- Born: 4 April 1917 Cəhri, Nakhichevansky Uyezd, Erivan Governorate
- Died: 3 August 1944 (aged 27) Derevni Nadma, Masovian Voivodeship, Poland
- Military career
- Allegiance: Soviet Union
- Branch: Red Army
- Service years: 1941–1944
- Rank: Senior sergeant
- Unit: 41st Anti-Tank Artillery Brigade, 2nd Tank Army
- Conflicts: World War II Battle of the Caucasus; Lublin-Brest Offensive; ;
- Awards: Hero of the Soviet Union

= Gazanfar Akbarov =

Soviet Azerbaijani Red Army senior sergeant (1917–1944)

Gazanfar Gulam oglu Akbarov (Qəzənfər Qulam oğlu Əkbərov; 4 April 1917 – 3 August 1944) was an Azerbaijani Red Army senior sergeant and a posthumous Hero of the Soviet Union. Akbarov was awarded the title on 26 October 1944 for his actions in the Lublin–Brest Offensive. Akbarov was reported to have destroyed two tanks with his anti-tank gun and continued to fight while wounded. He was killed in action.

== Early life ==
Akbarov was born on 4 April 1917 in Cəhri to a peasant family. In the spring of 1941, he graduated from the Nakhchivan Teacher Institute. He then worked as director of the Qoşadizə Junior High School.

== World War II ==
Akbarov was drafted into the Red Army in June 1941. He graduated from the regimental school and fought in combat from August. Akbarov fought in the Battle of the Caucasus. For his actions, he was awarded the Order of the Red Star on 11 July 1944 and the Medal "For Courage" on 13 January 1944. In 1944, he became a Communist Party of the Soviet Union member. Akbarov became a senior sergeant and anti-tank gun commander of the 1959th Anti-Tank Artillery Regiment, part of the 2nd Tank Army's 41st Anti-Tank Artillery Brigade.

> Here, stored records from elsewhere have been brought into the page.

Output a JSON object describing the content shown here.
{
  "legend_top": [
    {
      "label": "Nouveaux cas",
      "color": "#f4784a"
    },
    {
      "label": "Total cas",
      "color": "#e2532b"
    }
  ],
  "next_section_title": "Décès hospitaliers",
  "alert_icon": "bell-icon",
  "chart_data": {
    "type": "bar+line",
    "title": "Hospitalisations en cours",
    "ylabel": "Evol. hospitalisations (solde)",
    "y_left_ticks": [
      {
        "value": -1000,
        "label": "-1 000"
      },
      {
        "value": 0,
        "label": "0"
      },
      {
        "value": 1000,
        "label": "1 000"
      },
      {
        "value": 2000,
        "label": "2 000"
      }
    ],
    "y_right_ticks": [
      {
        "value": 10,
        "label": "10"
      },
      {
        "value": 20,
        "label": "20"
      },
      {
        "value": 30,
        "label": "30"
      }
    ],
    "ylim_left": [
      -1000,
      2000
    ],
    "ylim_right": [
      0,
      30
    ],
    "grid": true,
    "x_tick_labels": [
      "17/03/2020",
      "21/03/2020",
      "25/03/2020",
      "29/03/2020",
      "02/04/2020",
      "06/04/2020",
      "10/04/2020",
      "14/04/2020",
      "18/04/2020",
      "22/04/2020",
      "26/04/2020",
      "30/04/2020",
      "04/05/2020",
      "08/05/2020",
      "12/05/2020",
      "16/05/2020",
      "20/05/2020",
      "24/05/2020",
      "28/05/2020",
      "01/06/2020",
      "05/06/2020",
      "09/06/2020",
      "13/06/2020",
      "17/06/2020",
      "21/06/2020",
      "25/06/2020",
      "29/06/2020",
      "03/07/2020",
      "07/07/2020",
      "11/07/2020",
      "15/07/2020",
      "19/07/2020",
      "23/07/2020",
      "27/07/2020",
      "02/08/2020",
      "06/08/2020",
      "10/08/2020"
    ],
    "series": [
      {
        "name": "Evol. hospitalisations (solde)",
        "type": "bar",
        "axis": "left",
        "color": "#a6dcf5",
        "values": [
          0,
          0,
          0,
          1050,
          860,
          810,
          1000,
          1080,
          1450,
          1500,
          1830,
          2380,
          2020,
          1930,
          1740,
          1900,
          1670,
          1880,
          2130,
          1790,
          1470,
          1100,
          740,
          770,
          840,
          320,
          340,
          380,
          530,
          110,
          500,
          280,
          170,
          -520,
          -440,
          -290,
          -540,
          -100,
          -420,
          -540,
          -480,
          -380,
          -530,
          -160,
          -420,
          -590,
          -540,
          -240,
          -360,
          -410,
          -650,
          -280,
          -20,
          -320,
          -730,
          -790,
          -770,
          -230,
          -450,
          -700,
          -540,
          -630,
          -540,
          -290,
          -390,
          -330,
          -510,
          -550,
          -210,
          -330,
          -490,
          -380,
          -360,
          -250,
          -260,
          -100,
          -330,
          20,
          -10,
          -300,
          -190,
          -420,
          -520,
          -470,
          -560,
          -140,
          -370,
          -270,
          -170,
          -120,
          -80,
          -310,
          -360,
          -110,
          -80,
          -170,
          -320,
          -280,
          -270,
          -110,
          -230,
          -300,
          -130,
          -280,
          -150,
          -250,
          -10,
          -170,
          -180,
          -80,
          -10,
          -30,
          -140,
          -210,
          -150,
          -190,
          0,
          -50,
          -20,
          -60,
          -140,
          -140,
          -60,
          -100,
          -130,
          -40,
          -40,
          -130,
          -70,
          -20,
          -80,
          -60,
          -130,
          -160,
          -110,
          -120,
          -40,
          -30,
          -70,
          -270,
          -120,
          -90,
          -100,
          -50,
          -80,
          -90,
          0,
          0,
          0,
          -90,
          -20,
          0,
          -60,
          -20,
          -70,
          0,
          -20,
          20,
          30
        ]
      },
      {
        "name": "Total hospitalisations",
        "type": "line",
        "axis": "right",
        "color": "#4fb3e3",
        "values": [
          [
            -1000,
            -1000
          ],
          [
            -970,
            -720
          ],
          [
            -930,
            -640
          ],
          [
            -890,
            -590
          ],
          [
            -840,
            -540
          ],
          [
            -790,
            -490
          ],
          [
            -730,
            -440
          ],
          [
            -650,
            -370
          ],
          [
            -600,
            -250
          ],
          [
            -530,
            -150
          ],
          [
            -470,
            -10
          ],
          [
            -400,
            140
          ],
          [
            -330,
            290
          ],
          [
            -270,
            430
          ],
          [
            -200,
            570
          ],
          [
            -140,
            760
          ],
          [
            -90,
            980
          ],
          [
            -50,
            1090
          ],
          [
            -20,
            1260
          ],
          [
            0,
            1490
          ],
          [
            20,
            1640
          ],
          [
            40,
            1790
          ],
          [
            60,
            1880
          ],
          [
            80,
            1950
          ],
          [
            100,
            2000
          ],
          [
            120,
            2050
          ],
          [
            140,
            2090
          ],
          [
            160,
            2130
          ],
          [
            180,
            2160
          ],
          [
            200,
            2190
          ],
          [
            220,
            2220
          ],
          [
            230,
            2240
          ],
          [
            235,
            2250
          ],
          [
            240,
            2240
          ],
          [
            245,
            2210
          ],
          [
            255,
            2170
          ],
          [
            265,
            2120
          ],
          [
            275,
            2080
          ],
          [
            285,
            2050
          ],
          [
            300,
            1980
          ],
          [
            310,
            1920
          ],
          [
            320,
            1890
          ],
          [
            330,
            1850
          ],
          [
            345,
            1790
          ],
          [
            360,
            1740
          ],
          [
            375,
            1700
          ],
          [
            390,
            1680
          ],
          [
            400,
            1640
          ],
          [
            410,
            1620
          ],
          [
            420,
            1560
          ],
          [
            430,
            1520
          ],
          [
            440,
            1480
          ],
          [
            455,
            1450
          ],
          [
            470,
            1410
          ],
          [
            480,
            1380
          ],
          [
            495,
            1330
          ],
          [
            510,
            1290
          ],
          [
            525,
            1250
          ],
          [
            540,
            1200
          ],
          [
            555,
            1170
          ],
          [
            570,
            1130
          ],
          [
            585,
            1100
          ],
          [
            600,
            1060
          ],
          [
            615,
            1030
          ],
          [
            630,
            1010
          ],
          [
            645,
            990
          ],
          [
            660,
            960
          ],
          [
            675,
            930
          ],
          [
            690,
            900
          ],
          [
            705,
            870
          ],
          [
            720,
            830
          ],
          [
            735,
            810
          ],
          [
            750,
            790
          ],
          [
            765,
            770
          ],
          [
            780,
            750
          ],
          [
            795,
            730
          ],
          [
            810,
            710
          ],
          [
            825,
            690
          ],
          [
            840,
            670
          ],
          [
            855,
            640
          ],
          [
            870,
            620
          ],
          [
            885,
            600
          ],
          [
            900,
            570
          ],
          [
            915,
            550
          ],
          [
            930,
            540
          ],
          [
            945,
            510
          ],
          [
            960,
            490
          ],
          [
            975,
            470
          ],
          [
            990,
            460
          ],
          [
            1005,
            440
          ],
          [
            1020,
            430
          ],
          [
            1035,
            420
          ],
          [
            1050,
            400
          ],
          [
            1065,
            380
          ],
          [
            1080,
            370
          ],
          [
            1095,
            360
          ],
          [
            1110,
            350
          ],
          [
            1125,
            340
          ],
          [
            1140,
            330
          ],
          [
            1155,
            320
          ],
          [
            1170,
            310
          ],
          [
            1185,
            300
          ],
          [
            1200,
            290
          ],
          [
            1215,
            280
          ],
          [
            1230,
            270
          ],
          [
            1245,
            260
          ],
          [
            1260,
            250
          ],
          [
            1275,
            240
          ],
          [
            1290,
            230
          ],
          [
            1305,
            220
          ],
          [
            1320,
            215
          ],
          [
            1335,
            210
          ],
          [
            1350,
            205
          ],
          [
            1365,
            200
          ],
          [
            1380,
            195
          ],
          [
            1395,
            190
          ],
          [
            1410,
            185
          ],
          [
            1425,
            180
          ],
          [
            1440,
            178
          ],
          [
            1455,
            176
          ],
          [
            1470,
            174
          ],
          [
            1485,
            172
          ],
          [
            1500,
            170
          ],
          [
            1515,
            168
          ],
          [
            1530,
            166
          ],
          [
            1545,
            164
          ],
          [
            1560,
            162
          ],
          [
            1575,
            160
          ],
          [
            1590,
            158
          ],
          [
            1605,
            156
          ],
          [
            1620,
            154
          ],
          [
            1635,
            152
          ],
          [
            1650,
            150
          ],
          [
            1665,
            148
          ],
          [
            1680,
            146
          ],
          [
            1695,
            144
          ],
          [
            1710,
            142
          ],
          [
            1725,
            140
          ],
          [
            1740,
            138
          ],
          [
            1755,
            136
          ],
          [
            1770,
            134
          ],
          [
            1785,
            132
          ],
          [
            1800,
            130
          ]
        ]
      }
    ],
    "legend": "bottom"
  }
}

Akbarov fought in the Lublin–Brest Offensive. On 3 August near the village of Derevni Nadma, he was involved in an engagement with German tanks. With guns and anti-tank grenades, the crew reportedly destroyed four tanks and about 100 German soldiers. Akbarov reportedly destroyed two tanks and was wounded. He continued to fight and was killed in the engagement. Akbarov was buried in the village. On 26 October, he was awarded the title Hero of the Soviet Union and the Order of Lenin for his actions.

== Awards ==

- Order of Lenin
- Order of the Red Star
- Medal "For Bravery"

== Legacy ==
A boarding school and tobacco farm in Nakhchivan were named for Akbarov. There is a monument in Cəhri and a plaque at the house where he lived.